The liver and its zonation contribute to whole body homeostasis. Acute and chronic, not always liver, diseases impair proper metabolic zonation. Various underlying pathways, such as β-catenin, hedgehog signaling, and the Hippo pathway, along with the physiologically occurring oxygen gradient, appear to be contributors. Interestingly, hypoxia and hypoxia-inducible transcription factors can orchestrate those pathways. In the current review, we connect novel findings of liver zonation in health and disease and provide a view about the dynamic interplay between these different pathways and cell-types to drive liver zonation and systemic homeostasis.

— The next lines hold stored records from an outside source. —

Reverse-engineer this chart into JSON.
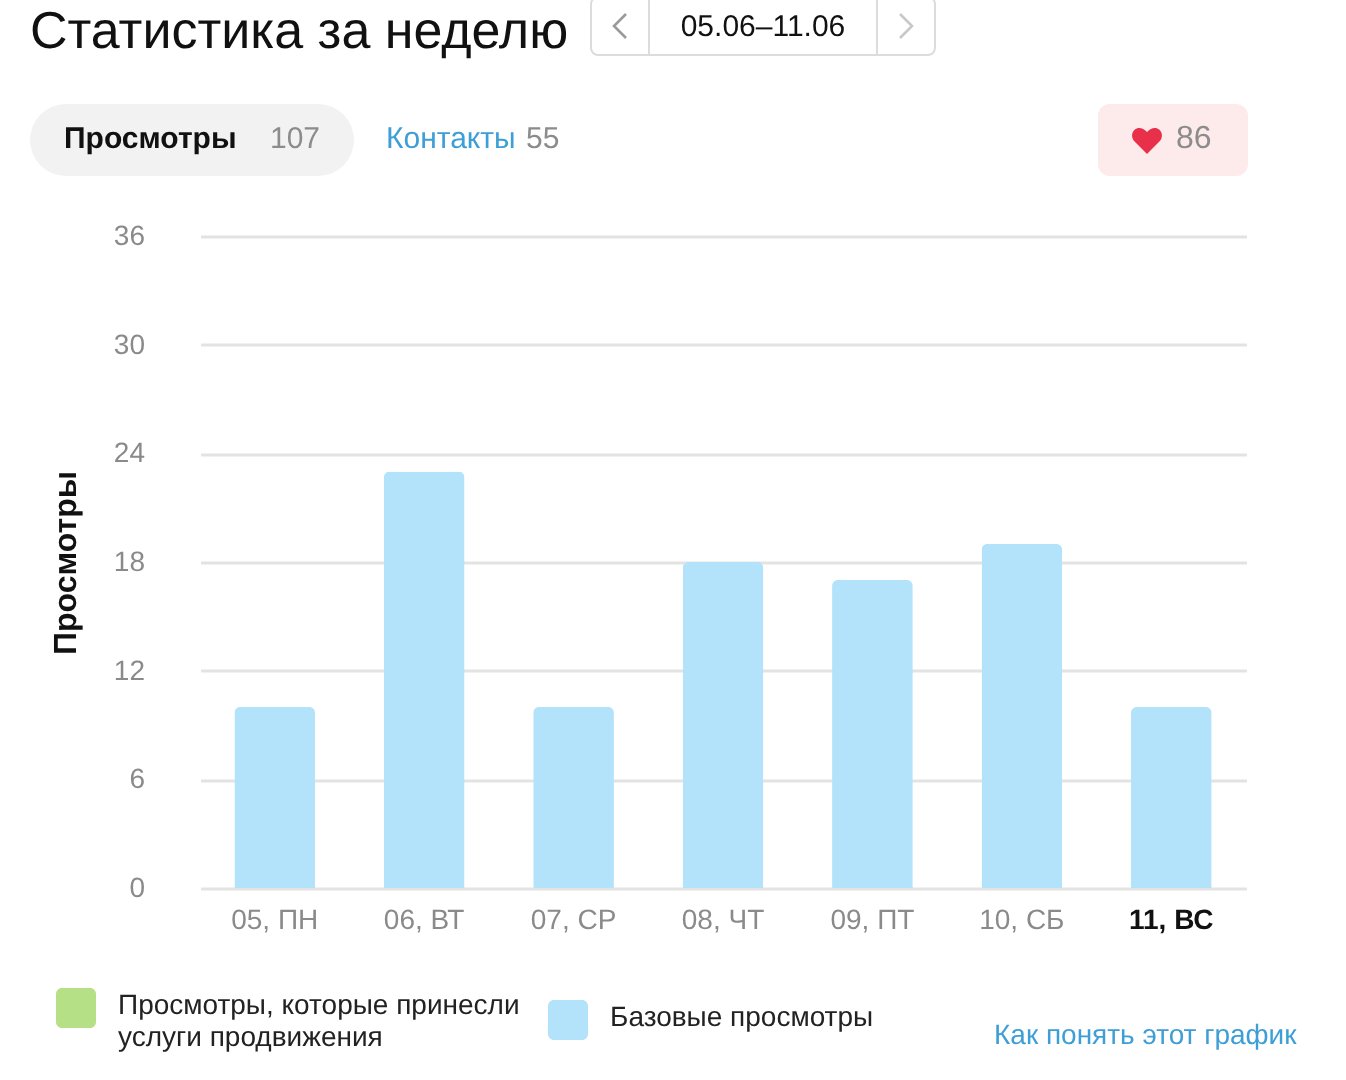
{
  "chart_data": {
    "type": "bar",
    "title": "Статистика за неделю",
    "subtitle": "05.06–11.06",
    "ylabel": "Просмотры",
    "categories": [
      "05, ПН",
      "06, ВТ",
      "07, СР",
      "08, ЧТ",
      "09, ПТ",
      "10, СБ",
      "11, ВС"
    ],
    "series": [
      {
        "name": "Просмотры, которые принесли услуги продвижения",
        "color": "#b5e085",
        "values": [
          0,
          0,
          0,
          0,
          0,
          0,
          0
        ]
      },
      {
        "name": "Базовые просмотры",
        "color": "#b3e3fb",
        "values": [
          10,
          23,
          10,
          18,
          17,
          19,
          10
        ]
      }
    ],
    "stacked": true,
    "ylim": [
      0,
      36
    ],
    "yticks": [
      0,
      6,
      12,
      18,
      24,
      30,
      36
    ],
    "grid": "y",
    "legend": "bottom left",
    "annotations": [
      "Просмотры",
      "107",
      "Контакты",
      "55",
      "86",
      "Как понять этот график"
    ]
  }
}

Keywords: HIF; Hepatocytes; ROS; antioxidants; antioxidative enzymes; diet; fibrosis; homeostasis; hypoxia; liver; matrix; metabolic zonation; metabolism; morphogen signaling; optimization; pathology; regulatory network; sinusoid.

Figure 1

Microcirculatory architecture of the liver acinus. Classic hexagonal lobules are centered around a portal tract (PT) and blood flows as mixture of arterial and venous blood into the sinusoids which extend into the direction of the central veins (CV). The oxygen gradient generated ranges from ~60–65 mm Hg (dark blue) to ~30–35 mm HG (light blue); three zones exist: one around the portal triads (i.e., the periportal zone or zone 1), another around the central vein (i.e., the perivenous zone, or zone 3) and a midzonal layer or zone 2. Hepatocytes, fenestrated endothelial cells, hepatic stellate cells residing in the Space of Disse, separating hepatocytes and endothelial cells, Kupffer cells as resident macrophages and Pit cells are the building blocks of the sinusoids.

Figure 2

Interplay of major zonation signaling pathways. The sinusoids facilitate free exchange of nutrients, metabolites, and various substrates, such as oxygen. Although the gradient may vary, the periportal to perivenous oxygen gradient (in blue) exists inevitably under almost all conditions. Hypoxia-inducible factors (HIFs) may be major orchestrators since they adapt the gene expression profile in response to changing oxygen tensions. The HIF system in hepatocytes but also in the other sinusoidal cells can undergo cross-talks with other major zonation regulating pathways such as the WNT/β-catenin pathway and associated components, hormone and growth factor signaling pathways, the Hippo pathway and the hedgehog (HH) pathway. All these pathways and factors exempt the oxygen gradient; depend, to the more or lesser extent, on the presence of specific ligands which are secreted from other cells than the hepatocytes, e.g., liver endothelial cells which contribute to the synthesis of certain WNTs, whereas cholangiocytes and stellate cells can secrete hedgehog ligands. PT, portal tract consisting of branches from the hepatic artery (HA), portal vein (PV) and a bile duct; CV, central vein.

Figure 3

Targeting HIF-signaling for the treatment of liver diseases. Activation of HIF signaling appears to be beneficial during ischemia-reperfusion (I/R) injury and partially in ALD. Activation of HIFs can be achieved by HIF prolyl hydroxylase inhibitors. In NAFLD, NASH fibrosis, cirrhosis, and HCC inhibition of HIFs may be of benefit.